Bhutan is the world’s first carbon-negative country, but it is highly vulnerable to climate risks. The CPF will support efforts to enhance climate resilience and build resilient infrastructure, as well as improve energy access. It proposes a considerable increase in support to infrastructure financing to improve transport and digital connectivity, urban infrastructure, and support to the government’s ambitious plans to increase hydropower and other forms of renewable energy generation.
The CPF is informed by extensive consultations with key stakeholder groups in Bhutan, including the government, the private sector, civil society, think tanks, academia, media, development partners, and citizens.
In recent years, the World Bank Group engagement in Bhutan has increased significantly. The new CPF envisions a substantial increase in support to match the government’s development and growth ambitions, including reaching upper-middle-income country by 2029.
The World Bank Board of Executive Directors also approved $300 million financing for the Accelerating Transport and Trade Connectivity in Eastern South Asia (ACCESS) Phase 2.
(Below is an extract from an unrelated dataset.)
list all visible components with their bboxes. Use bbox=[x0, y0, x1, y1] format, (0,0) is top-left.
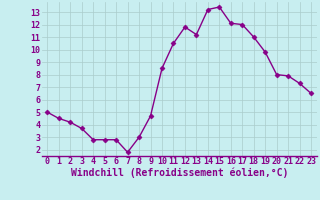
X-axis label: Windchill (Refroidissement éolien,°C): Windchill (Refroidissement éolien,°C) bbox=[70, 168, 288, 178]
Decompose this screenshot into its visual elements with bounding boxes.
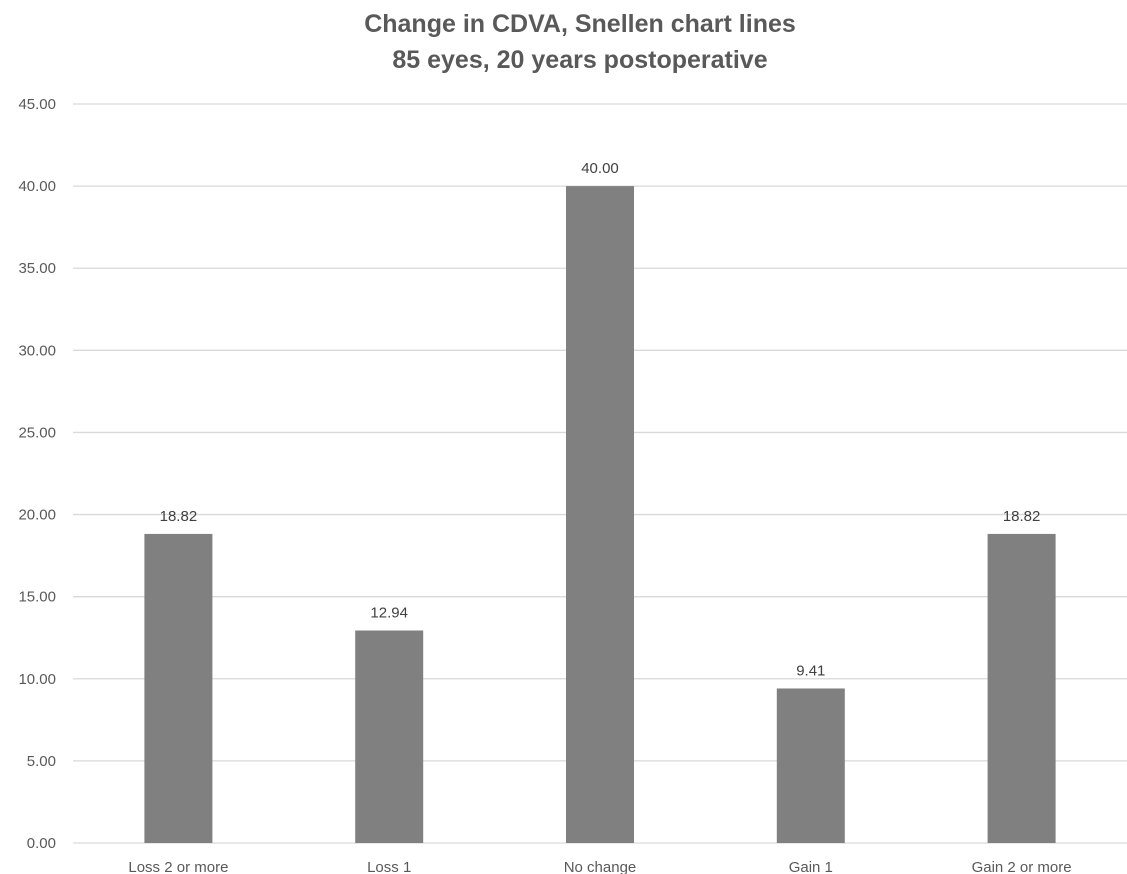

The Project will help improve regional trade, transport and digital connectivity along selected corridors in Bhutan through strategic investments in digital systems for trade, green and resilient infrastructure, and policy and institutional strengthening. This includes a National Single Window for Trade and construction of the Gelephu to Tareythang Road, a critical road link along the Southern East-West Highway. It will help reduce import/export clearance time by 25 percent and travel time along the project corridor by 70 percent. Of the $300 million financing, $154 million is in the form of grants.